One of the first devices to successfully employ the principles essential to rocket flight was a wooden bird. The writings of Aulus Gellius, a Roman, tell a story of a Greek named Archytas who lived in the city of Tarentum, now a part of southern Italy. Somewhere around the year 400 B.C., Archytas mystified and amused the citizens of Tarentum by flying a pigeon made of wood. Escaping steam propelled the bird suspended on wires. The pigeon used the action-reaction principle, which was not stated as a scientific law until the 17th century. About three hundred years after the pigeon, another Greek, Hero of Alexandria, invented a similar rocket-like device called an aeolipile. It, too, used steam as a propulsive gas.
And finally, one must consider what discoveries there may very well have been further to the East.
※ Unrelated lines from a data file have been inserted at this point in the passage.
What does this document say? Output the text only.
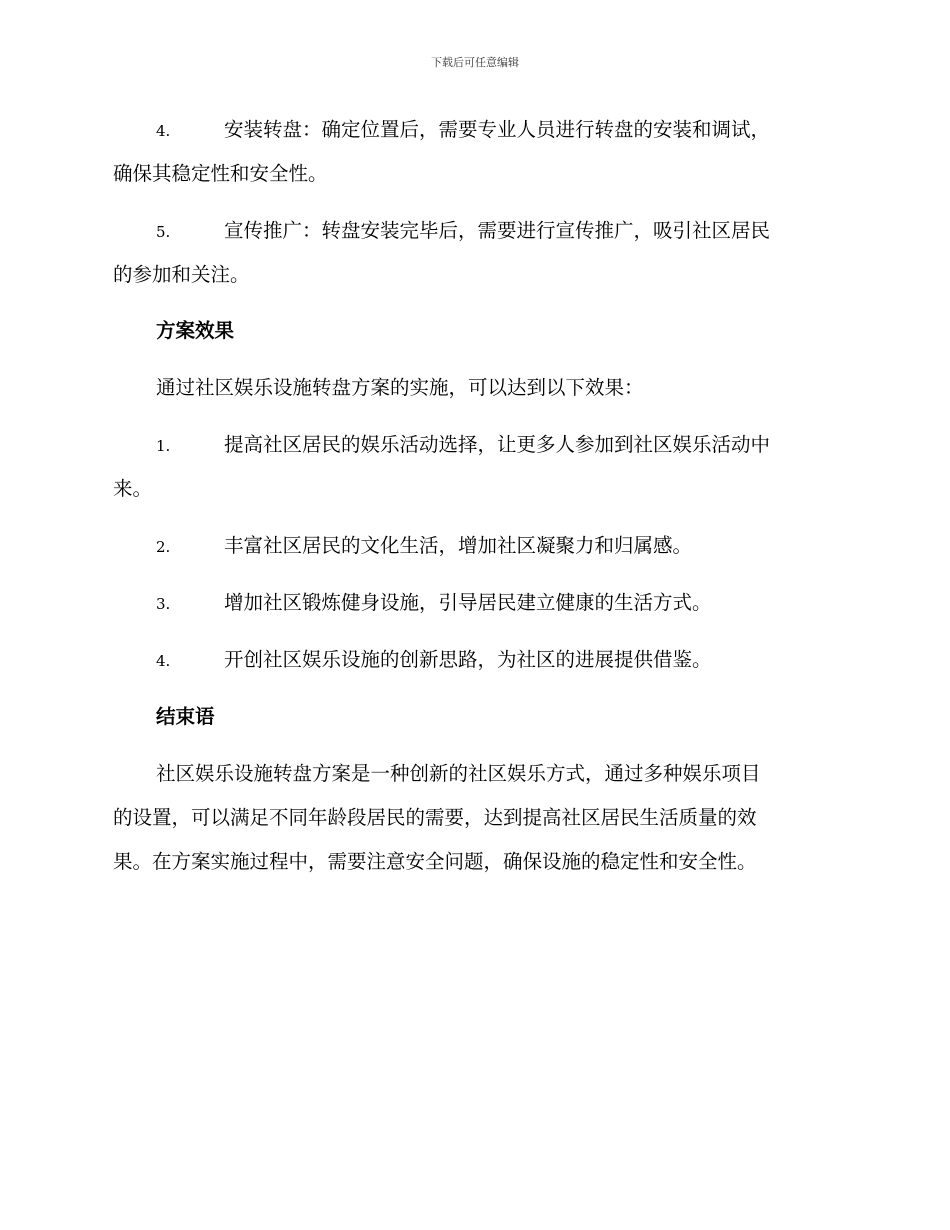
下载后可任意编辑
4.	安装转盘：确定位置后，需要专业人员进行转盘的安装和调试，
确保其稳定性和安全性。
5.	宣传推广：转盘安装完毕后，需要进行宣传推广，吸引社区居民
的参加和关注。
方案效果
通过社区娱乐设施转盘方案的实施，可以达到以下效果：
1.	提高社区居民的娱乐活动选择，让更多人参加到社区娱乐活动中
来。
2.	丰富社区居民的文化生活，增加社区凝聚力和归属感。
3.	增加社区锻炼健身设施，引导居民建立健康的生活方式。
4.	开创社区娱乐设施的创新思路，为社区的进展提供借鉴。
结束语
社区娱乐设施转盘方案是一种创新的社区娱乐方式，通过多种娱乐项目
的设置，可以满足不同年龄段居民的需要，达到提高社区居民生活质量的效
果。在方案实施过程中，需要注意安全问题，确保设施的稳定性和安全性。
Ancient China, credited with the kite as early as the Fifth Century BC, as well as the rocket before the time of Roger Bacon, may have synthesized these two inventions somehow, although historical evidence has not thus far revealed any quantitative understanding.
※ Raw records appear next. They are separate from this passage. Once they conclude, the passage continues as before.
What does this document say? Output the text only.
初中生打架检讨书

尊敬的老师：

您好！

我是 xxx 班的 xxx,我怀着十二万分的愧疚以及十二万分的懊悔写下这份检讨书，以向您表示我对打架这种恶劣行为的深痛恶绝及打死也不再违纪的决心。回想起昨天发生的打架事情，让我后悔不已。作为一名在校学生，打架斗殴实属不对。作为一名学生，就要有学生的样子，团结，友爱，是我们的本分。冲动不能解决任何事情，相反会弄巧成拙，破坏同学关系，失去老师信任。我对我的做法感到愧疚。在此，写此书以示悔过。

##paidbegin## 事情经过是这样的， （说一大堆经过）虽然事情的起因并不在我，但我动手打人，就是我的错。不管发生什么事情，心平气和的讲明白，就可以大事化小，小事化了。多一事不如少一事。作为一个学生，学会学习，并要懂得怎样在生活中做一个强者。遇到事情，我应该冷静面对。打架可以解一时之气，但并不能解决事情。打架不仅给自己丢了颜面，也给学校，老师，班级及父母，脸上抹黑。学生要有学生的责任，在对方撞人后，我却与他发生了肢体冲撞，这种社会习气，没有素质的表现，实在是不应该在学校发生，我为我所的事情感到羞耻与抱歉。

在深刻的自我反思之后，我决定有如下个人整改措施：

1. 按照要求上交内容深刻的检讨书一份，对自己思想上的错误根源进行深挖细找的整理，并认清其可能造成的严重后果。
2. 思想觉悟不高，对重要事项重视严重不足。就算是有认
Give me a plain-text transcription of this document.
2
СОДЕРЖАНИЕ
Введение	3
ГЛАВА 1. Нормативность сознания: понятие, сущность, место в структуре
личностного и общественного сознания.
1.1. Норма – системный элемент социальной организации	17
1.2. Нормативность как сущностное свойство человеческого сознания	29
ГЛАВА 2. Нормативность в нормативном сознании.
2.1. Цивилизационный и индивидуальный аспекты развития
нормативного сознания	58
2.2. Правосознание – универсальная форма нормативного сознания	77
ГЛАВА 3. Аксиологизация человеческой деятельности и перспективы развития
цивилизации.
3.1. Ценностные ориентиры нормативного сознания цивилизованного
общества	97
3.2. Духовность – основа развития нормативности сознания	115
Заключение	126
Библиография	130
In level flight, all air is propelled downward, and it must exactly equal the weight of the airplane.
Getting Pushy!
Your average 172, at normal cruise speed, pushes about how much air downward?
- Actually it is more meaningful to speak of a volume of air displaced rearward, rather than downward. Depending upon propeller design and installation, the general ballpark figure for engines of that size would be a static thrust of (very roughly) about 200 Kg. Since air at standard temperature has a mass of approximately one and a quarter kilograms per cubic meter–we’re talking mass here now, not pressure–that equates to about 160 cubic meters per second of air blasted backwards, each second.
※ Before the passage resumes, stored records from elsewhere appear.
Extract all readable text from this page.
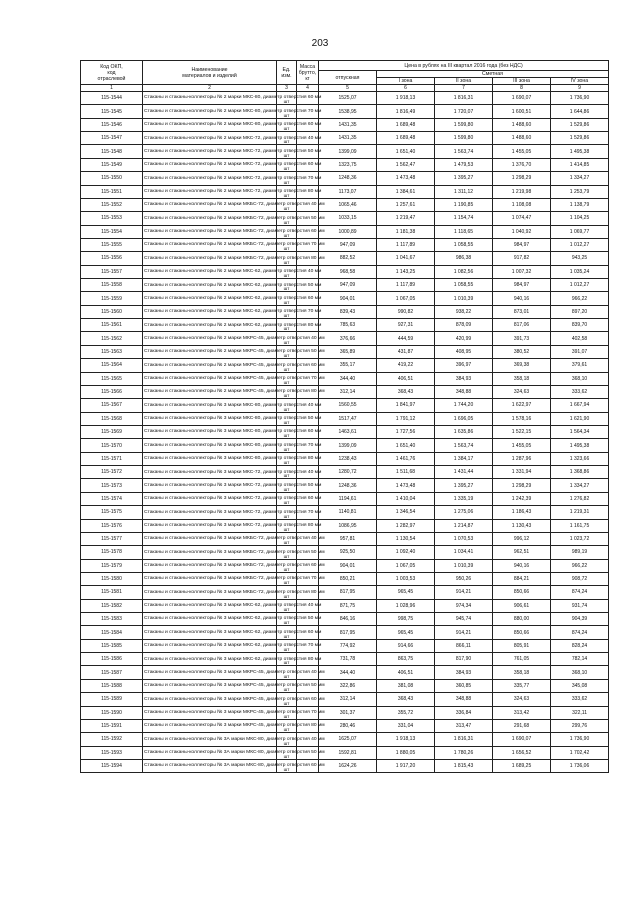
203
Код ОКП,
код
отраслевой	Наименование
материалов и изделий	Ед.
изм.	Масса
брутто,
кг	Цена в рублях на III квартал 2016 года (без НДС)				
				отпускная	Сметная			
					I зона	II зона	III зона	IV зона
1	2	3	4	5	6	7	8	9
115-1544	Стаканы и стаканы-коллекторы № 2 марки МКС-80, диаметр отверстия 60 мм	шт		1525,07	1 918,13	1 816,31	1 690,07	1 736,90
115-1545	Стаканы и стаканы-коллекторы № 2 марки МКС-80, диаметр отверстия 70 мм	шт		1538,95	1 816,49	1 720,07	1 600,51	1 644,86
115-1546	Стаканы и стаканы-коллекторы № 2 марки МКС-80, диаметр отверстия 60 мм	шт		1431,35	1 689,48	1 599,80	1 488,60	1 529,86
115-1547	Стаканы и стаканы-коллекторы № 2 марки МКС-72, диаметр отверстия 40 мм	шт		1431,35	1 689,48	1 599,80	1 488,60	1 529,86
115-1548	Стаканы и стаканы-коллекторы № 2 марки МКС-72, диаметр отверстия 50 мм	шт		1399,09	1 651,40	1 563,74	1 455,05	1 495,38
115-1549	Стаканы и стаканы-коллекторы № 2 марки МКС-72, диаметр отверстия 60 мм	шт		1323,75	1 562,47	1 479,53	1 376,70	1 414,85
115-1550	Стаканы и стаканы-коллекторы № 2 марки МКС-72, диаметр отверстия 70 мм	шт		1248,36	1 473,48	1 395,27	1 298,29	1 334,27
115-1551	Стаканы и стаканы-коллекторы № 2 марки МКС-72, диаметр отверстия 80 мм	шт		1173,07	1 384,61	1 311,12	1 219,98	1 253,79
115-1552	Стаканы и стаканы-коллекторы № 2 марки МКБС-72, диаметр отверстия 40 мм	шт		1065,46	1 257,61	1 190,85	1 108,08	1 138,79
115-1553	Стаканы и стаканы-коллекторы № 2 марки МКБС-72, диаметр отверстия 50 мм	шт		1033,15	1 219,47	1 154,74	1 074,47	1 104,25
115-1554	Стаканы и стаканы-коллекторы № 2 марки МКБС-72, диаметр отверстия 60 мм	шт		1000,89	1 181,38	1 118,65	1 040,92	1 069,77
115-1555	Стаканы и стаканы-коллекторы № 2 марки МКБС-72, диаметр отверстия 70 мм	шт		947,09	1 117,89	1 058,55	984,97	1 012,27
115-1556	Стаканы и стаканы-коллекторы № 2 марки МКБС-72, диаметр отверстия 80 мм	шт		882,52	1 041,67	986,38	917,82	943,25
115-1557	Стаканы и стаканы-коллекторы № 2 марки МКС-62, диаметр отверстия 40 мм	шт		968,58	1 143,25	1 082,56	1 007,32	1 035,24
115-1558	Стаканы и стаканы-коллекторы № 2 марки МКС-62, диаметр отверстия 50 мм	шт		947,09	1 117,89	1 058,55	984,97	1 012,27
115-1559	Стаканы и стаканы-коллекторы № 2 марки МКС-62, диаметр отверстия 60 мм	шт		904,01	1 067,05	1 010,39	940,16	966,22
115-1560	Стаканы и стаканы-коллекторы № 2 марки МКС-62, диаметр отверстия 70 мм	шт		839,43	990,82	938,22	873,01	897,20
115-1561	Стаканы и стаканы-коллекторы № 2 марки МКС-62, диаметр отверстия 80 мм	шт		785,63	927,31	878,09	817,06	839,70
115-1562	Стаканы и стаканы-коллекторы № 2 марки МКРС-45, диаметр отверстия 40 мм	шт		376,66	444,59	420,99	391,73	402,58
115-1563	Стаканы и стаканы-коллекторы № 2 марки МКРС-45, диаметр отверстия 50 мм	шт		365,89	431,87	408,95	380,52	391,07
115-1564	Стаканы и стаканы-коллекторы № 2 марки МКРС-45, диаметр отверстия 60 мм	шт		355,17	419,22	396,97	369,38	379,61
115-1565	Стаканы и стаканы-коллекторы № 2 марки МКРС-45, диаметр отверстия 70 мм	шт		344,40	406,51	384,93	358,18	368,10
115-1566	Стаканы и стаканы-коллекторы № 2 марки МКРС-45, диаметр отверстия 80 мм	шт		312,14	368,43	348,88	324,63	333,62
115-1567	Стаканы и стаканы-коллекторы № 3 марки МКС-80, диаметр отверстия 40 мм	шт		1560,55	1 841,97	1 744,20	1 622,97	1 667,94
115-1568	Стаканы и стаканы-коллекторы № 3 марки МКС-80, диаметр отверстия 50 мм	шт		1517,47	1 791,12	1 696,05	1 578,16	1 621,90
115-1569	Стаканы и стаканы-коллекторы № 3 марки МКС-80, диаметр отверстия 60 мм	шт		1463,61	1 727,56	1 635,86	1 522,15	1 564,34
115-1570	Стаканы и стаканы-коллекторы № 3 марки МКС-80, диаметр отверстия 70 мм	шт		1399,09	1 651,40	1 563,74	1 455,05	1 495,38
115-1571	Стаканы и стаканы-коллекторы № 3 марки МКС-80, диаметр отверстия 80 мм	шт		1238,43	1 461,76	1 384,17	1 287,96	1 323,66
115-1572	Стаканы и стаканы-коллекторы № 3 марки МКС-72, диаметр отверстия 40 мм	шт		1280,72	1 511,68	1 431,44	1 331,94	1 368,86
115-1573	Стаканы и стаканы-коллекторы № 3 марки МКС-72, диаметр отверстия 50 мм	шт		1248,36	1 473,48	1 395,27	1 298,29	1 334,27
115-1574	Стаканы и стаканы-коллекторы № 3 марки МКС-72, диаметр отверстия 60 мм	шт		1194,61	1 410,04	1 335,19	1 242,39	1 276,82
115-1575	Стаканы и стаканы-коллекторы № 3 марки МКС-72, диаметр отверстия 70 мм	шт		1140,81	1 346,54	1 275,06	1 186,43	1 219,31
115-1576	Стаканы и стаканы-коллекторы № 3 марки МКС-72, диаметр отверстия 80 мм	шт		1086,95	1 282,97	1 214,87	1 130,43	1 161,75
115-1577	Стаканы и стаканы-коллекторы № 3 марки МКБС-72, диаметр отверстия 40 мм	шт		957,81	1 130,54	1 070,53	996,12	1 023,72
115-1578	Стаканы и стаканы-коллекторы № 3 марки МКБС-72, диаметр отверстия 50 мм	шт		925,50	1 092,40	1 034,41	962,51	989,19
115-1579	Стаканы и стаканы-коллекторы № 3 марки МКБС-72, диаметр отверстия 60 мм	шт		904,01	1 067,05	1 010,39	940,16	966,22
115-1580	Стаканы и стаканы-коллекторы № 3 марки МКБС-72, диаметр отверстия 70 мм	шт		850,21	1 003,53	950,26	884,21	908,72
115-1581	Стаканы и стаканы-коллекторы № 3 марки МКБС-72, диаметр отверстия 80 мм	шт		817,95	965,45	914,21	850,66	874,24
115-1582	Стаканы и стаканы-коллекторы № 3 марки МКС-62, диаметр отверстия 40 мм	шт		871,75	1 028,96	974,34	906,61	931,74
115-1583	Стаканы и стаканы-коллекторы № 3 марки МКС-62, диаметр отверстия 50 мм	шт		846,16	998,75	945,74	880,00	904,39
115-1584	Стаканы и стаканы-коллекторы № 3 марки МКС-62, диаметр отверстия 60 мм	шт		817,95	965,45	914,21	850,66	874,24
115-1585	Стаканы и стаканы-коллекторы № 3 марки МКС-62, диаметр отверстия 70 мм	шт		774,92	914,66	866,11	805,91	828,24
115-1586	Стаканы и стаканы-коллекторы № 3 марки МКС-62, диаметр отверстия 80 мм	шт		731,78	863,75	817,90	761,05	782,14
115-1587	Стаканы и стаканы-коллекторы № 3 марки МКРС-45, диаметр отверстия 40 мм	шт		344,40	406,51	384,93	358,18	368,10
115-1588	Стаканы и стаканы-коллекторы № 3 марки МКРС-45, диаметр отверстия 50 мм	шт		322,86	381,08	360,85	335,77	345,08
115-1589	Стаканы и стаканы-коллекторы № 3 марки МКРС-45, диаметр отверстия 60 мм	шт		312,14	368,43	348,88	324,63	333,62
115-1590	Стаканы и стаканы-коллекторы № 3 марки МКРС-45, диаметр отверстия 70 мм	шт		301,37	355,72	336,84	313,42	322,11
115-1591	Стаканы и стаканы-коллекторы № 3 марки МКРС-45, диаметр отверстия 80 мм	шт		280,46	331,04	313,47	291,68	299,76
115-1592	Стаканы и стаканы-коллекторы № 3А марки МКС-80, диаметр отверстия 40 мм	шт		1625,07	1 918,13	1 816,31	1 690,07	1 736,90
115-1593	Стаканы и стаканы-коллекторы № 3А марки МКС-80, диаметр отверстия 50 мм	шт		1592,81	1 880,05	1 780,26	1 656,52	1 702,42
115-1594	Стаканы и стаканы-коллекторы № 3А марки МКС-80, диаметр отверстия 60 мм	шт		1624,26	1 917,20	1 815,43	1 689,25	1 736,06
- an amount equal to about five times its own weight every second
- As mentioned in choice B, most of the air is of course directed rearward. However there is a downward component which also equals the weight of the airplane. It is dependent on angle of attack, but it is time-independent.
Answer: C. The other verbiage is mostly chaff. Bulls-eye if you guessed the right answer. It is indeed true at least in a very rough sense that a propeller (one of perfect design) might achieve four pounds of thrust for each available horsepower, but wings keep us up by pushing air down. That Cessna will be pushing about five times its own weight of air down, each second. Air at standard temperature “weighs” (really, it’s mass and not weight) about 1.25 ounces per cubic foot or also, coincidentally, about 1.25 Kg per cubic meter. (The more precise numbers are about 1.22 and 1.29, respectively.) If our Skyhawk weighs one ton, that would be about 4200 cubic meters of air every second. Visualized as a cube of air, that would be a box that’s a bit over 16 meters on a side (or not quite 53 feet) every second!